Turnstone: Hunstanton writer John Maiden on town losing Blue Lagoon swimming pool, Sandringham Hotel and Glebe Hotel over years
In this week’s column, Hunstanton writer John Maiden discusses amenities the town has lost over the years…
For the past 15 years, I have had to put up with people telling me that the reason they never read Turnstone is because they only buy the Lynn News on Fridays.
Needless to say, I extend a warm welcome to readers old and new as the Lynn News embarks on this new venture.
Recently I have been receiving some interesting feedback on Turnstone from teenage students being taught English by my daughter Caroline at a school in Muscat, Oman.
Usually, feedback comes from much closer to home, often in the form of a chance meeting with a friend or former colleague at Sainsbury's store in Westgate.
Only last week I found myself debating matters arising from the decision taken by Hunstanton Urban District Council in the early 1970s to abandon plans for an all-weather entertainment complex underneath a glazed dome.
The person with whom I was having the conversation seemed to be suggesting that the town had missed out when the "Bubble" was burst, and that the Isle of Man had gained when a similar structure was erected there.

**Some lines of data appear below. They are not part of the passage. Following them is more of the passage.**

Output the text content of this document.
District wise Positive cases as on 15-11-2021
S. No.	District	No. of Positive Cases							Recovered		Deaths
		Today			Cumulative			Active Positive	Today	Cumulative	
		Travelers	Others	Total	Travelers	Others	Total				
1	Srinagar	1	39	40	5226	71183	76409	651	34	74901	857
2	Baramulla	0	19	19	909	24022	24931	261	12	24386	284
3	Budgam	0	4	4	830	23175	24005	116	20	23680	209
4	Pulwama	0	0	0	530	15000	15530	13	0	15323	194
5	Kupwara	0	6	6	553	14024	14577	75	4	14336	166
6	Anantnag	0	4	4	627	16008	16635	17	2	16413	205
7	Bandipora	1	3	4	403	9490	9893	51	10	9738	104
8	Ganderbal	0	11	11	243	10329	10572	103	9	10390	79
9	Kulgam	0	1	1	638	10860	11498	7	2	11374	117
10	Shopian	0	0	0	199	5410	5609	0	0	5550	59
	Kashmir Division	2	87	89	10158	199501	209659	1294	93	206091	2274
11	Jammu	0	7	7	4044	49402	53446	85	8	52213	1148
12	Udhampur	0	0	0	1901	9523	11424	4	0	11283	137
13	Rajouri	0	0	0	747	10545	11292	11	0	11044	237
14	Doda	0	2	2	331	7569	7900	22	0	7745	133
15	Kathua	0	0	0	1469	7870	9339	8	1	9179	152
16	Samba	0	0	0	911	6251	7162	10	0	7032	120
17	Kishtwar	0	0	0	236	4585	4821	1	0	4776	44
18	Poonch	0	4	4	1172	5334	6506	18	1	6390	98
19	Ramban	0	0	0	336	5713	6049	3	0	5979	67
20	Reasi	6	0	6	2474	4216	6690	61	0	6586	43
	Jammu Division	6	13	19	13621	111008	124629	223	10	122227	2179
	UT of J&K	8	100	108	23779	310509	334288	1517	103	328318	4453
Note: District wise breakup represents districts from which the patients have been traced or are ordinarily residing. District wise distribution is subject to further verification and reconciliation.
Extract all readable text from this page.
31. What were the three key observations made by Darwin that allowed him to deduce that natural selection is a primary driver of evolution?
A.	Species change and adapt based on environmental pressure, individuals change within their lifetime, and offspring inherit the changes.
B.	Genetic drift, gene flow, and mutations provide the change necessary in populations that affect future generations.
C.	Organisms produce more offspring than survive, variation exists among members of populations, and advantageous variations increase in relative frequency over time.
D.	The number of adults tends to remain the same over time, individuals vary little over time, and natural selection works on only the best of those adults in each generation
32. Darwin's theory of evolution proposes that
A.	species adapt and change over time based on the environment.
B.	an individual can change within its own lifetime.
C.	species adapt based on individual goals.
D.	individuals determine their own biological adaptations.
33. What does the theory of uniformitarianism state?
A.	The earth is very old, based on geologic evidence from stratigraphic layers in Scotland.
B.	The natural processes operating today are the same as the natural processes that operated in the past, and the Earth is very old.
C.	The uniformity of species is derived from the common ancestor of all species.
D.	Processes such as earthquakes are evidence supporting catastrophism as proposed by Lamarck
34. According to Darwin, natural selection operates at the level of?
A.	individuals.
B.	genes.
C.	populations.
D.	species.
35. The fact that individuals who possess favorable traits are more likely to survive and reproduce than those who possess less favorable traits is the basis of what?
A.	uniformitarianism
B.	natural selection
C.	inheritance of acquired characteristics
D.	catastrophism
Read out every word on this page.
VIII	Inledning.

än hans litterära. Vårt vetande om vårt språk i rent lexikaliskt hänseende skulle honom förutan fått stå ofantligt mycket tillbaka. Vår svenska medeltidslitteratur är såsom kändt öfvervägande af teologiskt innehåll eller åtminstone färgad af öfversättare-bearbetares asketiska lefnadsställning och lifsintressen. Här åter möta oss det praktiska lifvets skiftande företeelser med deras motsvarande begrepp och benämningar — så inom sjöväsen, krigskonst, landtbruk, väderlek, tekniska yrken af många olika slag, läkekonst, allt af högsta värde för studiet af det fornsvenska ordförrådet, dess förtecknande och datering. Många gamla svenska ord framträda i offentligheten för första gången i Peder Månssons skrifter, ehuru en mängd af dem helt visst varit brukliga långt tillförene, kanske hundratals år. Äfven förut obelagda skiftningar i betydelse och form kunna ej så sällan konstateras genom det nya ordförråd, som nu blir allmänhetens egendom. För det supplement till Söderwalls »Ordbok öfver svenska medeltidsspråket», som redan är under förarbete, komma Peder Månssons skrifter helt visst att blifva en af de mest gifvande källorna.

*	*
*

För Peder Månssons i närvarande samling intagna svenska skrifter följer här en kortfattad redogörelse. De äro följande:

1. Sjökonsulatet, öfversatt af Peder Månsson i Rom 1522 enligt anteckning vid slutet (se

This prompted me to point out that the proposed material for both the leisure centres was Oroglass, which proved to be highly flammable, resulting in serious loss of life when the one that was built on the Isle of Man burned to the ground in August 1974.
The tragedy for our town was the loss of the Blue Lagoon open-air swimming pool, the railway station and the Sandringham Hotel, which were all demolished in order to create sufficient space to accommodate the Bubble, which never got off the ground.
If anyone should think this is an exaggeration, I would remind them that repairs deemed to be needed at the Blue Lagoon could have been paid for with the £25,000, which was handed over to West Norfolk District Council in 1974 when local government was reorganised, thereby consigning Hunstanton UDC to the dustbin of local history.
The Sandringham Hotel survived bombing raids in the Second World War and could easily have been preserved if only the UDC had brought it up to scratch, instead of knocking it down and building a new council office block in Westgate.
This was subsequently sold to Swains International and in time was also demolished, to make way for Eastland Grange, the latest McCarthy & Stone development to open in town.
The most disappointing aspect was the council's decision not to proceed with the purchase of the railway station, or the land on which it was situated, because of all the amenities Hunstanton has lost during my lifetime, the railway line to Lynn is the most painful for me.
Followed by the Blue Lagoon, boating lake and pier. Along with the Sandringham Hotel, the town has also lost the Glebe Hotel and several notable Victorian properties along the seafront and situated elsewhere in the town.
Hunstanton was more successful at retaining its Public Open Spaces, which was made reasonably easy while the le Strange Estate retained ownership of all the land designated as being part of The Green.
Unfortunately, after the local authority either bought or leased this land in 1955, the land shown on legal documents as the Upper and Lower Green has gradually made parts of The Green resemble a rather shabby poor relation when compared to the adjacent Esplanade Gardens.
No one can dispute the fact that The Green was briefly at its very best in 2002, which was when Tony Cassie presented me with his evocative photograph showing The Green as it was always intended to look by the founder of Hunstanton, Henry le Strange.